When I got back to the East Coast, I discovered that there were actually several rather good ones in New York City that had never previously been on my radar. Some of my favorites are Sakagura in Midtown East (a bit on the upscale side and somewhat pricey), Sake Bar Hagi (dangerously close to Times Square, but tucked away in a secluded basement as if it’s hiding from the Bubba Gump Shrimp Co.-loving touristic throngs) and Umi No Ie in the East Village (which boasts some 60 different shochus to try—the staff will even keep an unfinished bottle with your name on it for the next time you stop in).
Last week on a research outing for my upcoming book, “The Year of Drinking Adventurously,” I was introduced to yet another one to which I’ll be returning frequently: Sake Bar Shigure in TriBeCa, which opened at the end of 2012. Dimly lit, with bottles of sake, shochu and Japanese beer lining the brick walls, Shigure offers a trendy, yet highly authentic experience, with pages upon pages of shochu, sake and beer to try, as well as an always-evolving list delicacies like pork belly and seared bonito with garlic and onion.

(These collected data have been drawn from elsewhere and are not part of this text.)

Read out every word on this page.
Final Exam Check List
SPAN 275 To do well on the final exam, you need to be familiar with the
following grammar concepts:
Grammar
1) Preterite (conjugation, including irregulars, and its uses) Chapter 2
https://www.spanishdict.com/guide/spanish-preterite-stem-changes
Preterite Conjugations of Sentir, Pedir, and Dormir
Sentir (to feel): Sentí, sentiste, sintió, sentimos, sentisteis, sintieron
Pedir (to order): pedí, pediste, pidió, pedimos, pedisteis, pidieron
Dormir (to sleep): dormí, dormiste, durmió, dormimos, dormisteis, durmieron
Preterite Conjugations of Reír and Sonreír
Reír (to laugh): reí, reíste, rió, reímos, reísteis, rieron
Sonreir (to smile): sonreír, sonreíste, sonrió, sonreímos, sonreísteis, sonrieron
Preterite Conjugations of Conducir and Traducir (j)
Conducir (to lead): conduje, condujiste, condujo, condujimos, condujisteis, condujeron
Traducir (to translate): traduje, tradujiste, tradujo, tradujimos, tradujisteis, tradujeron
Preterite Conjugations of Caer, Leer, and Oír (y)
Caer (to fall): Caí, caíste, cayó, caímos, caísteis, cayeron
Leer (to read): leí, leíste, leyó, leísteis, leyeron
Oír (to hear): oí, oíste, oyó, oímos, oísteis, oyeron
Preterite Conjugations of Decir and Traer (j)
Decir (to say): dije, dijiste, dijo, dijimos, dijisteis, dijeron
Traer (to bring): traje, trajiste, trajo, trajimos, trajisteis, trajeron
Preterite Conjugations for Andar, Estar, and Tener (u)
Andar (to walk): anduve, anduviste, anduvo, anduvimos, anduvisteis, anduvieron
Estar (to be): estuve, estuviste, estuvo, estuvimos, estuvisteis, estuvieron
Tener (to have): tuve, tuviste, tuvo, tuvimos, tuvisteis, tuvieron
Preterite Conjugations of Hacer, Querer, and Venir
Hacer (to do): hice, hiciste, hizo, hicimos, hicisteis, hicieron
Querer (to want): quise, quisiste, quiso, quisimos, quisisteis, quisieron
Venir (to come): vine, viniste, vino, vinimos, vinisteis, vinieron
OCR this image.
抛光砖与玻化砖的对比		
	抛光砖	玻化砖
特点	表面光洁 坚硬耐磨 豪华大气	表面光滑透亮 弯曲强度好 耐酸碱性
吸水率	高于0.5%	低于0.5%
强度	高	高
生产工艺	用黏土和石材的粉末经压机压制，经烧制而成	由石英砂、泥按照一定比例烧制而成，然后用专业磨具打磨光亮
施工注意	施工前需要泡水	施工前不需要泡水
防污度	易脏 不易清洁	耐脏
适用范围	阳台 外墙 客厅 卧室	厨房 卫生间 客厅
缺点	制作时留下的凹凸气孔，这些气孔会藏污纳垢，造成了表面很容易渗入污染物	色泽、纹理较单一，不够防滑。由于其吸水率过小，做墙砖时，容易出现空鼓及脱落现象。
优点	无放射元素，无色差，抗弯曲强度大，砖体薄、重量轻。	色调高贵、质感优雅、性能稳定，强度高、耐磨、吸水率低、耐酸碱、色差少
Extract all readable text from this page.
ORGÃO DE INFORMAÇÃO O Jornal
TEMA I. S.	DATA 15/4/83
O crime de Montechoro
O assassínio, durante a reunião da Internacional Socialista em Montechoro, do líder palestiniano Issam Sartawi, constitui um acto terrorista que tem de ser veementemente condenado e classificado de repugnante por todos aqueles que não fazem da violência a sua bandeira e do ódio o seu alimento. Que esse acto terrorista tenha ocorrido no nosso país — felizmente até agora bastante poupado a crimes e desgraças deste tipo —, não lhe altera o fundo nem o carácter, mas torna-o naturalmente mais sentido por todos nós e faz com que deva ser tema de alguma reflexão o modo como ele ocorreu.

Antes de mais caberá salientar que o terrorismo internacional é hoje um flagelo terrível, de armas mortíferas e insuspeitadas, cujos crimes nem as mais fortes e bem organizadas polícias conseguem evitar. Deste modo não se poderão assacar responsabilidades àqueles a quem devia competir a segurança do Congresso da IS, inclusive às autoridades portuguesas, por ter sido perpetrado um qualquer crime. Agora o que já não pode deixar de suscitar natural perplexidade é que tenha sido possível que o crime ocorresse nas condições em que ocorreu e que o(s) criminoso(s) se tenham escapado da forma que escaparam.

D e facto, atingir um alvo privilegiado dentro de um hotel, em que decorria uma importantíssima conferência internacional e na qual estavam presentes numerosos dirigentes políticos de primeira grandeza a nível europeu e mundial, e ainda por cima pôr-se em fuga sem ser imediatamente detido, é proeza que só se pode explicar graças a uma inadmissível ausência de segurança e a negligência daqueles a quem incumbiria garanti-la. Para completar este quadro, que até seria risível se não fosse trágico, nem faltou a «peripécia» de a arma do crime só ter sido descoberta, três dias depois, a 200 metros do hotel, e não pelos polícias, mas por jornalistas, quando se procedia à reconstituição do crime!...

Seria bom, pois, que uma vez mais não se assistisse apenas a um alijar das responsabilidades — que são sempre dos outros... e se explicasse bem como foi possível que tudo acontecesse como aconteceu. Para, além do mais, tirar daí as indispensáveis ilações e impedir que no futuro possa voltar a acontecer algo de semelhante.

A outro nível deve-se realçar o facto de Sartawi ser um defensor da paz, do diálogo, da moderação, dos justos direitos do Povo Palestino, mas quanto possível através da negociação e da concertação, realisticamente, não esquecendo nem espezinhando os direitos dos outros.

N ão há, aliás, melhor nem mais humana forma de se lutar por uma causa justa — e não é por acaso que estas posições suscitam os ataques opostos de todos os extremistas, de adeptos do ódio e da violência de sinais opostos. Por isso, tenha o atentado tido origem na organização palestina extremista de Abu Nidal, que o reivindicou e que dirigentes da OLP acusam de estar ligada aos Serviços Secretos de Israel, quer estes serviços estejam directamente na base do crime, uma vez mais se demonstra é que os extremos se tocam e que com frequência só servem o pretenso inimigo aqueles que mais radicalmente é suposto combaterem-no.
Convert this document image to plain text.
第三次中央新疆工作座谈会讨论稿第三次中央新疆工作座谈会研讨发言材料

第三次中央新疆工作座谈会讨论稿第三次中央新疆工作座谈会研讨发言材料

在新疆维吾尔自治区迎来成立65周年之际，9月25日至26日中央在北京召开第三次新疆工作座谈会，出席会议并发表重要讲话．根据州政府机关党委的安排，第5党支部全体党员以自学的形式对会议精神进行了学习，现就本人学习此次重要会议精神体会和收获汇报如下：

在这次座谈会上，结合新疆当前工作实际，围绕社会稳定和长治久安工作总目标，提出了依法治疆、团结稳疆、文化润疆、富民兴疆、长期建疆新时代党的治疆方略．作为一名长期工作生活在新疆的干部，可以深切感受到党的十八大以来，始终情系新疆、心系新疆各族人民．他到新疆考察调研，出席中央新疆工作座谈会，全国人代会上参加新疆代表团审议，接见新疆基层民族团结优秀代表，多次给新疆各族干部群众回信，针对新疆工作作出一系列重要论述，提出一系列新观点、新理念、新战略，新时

Proprietor Takahiro Okada (a renowned shochu and sake expert) was kind enough to create the perfect pairings for the 4 or 5 shochus I consumed that evening. Shochu is one of the few spirits styles that has so many stylistic variations that are pronounced enough to be immediately detected by novice drinkers. A sweet potato shochu is noticeably distinct from a rice shochu, which differs from a barley shochu and a sugar cane shochu and so on.
Believe me, there are worse things to be doing with one’s time than researching a drinking book.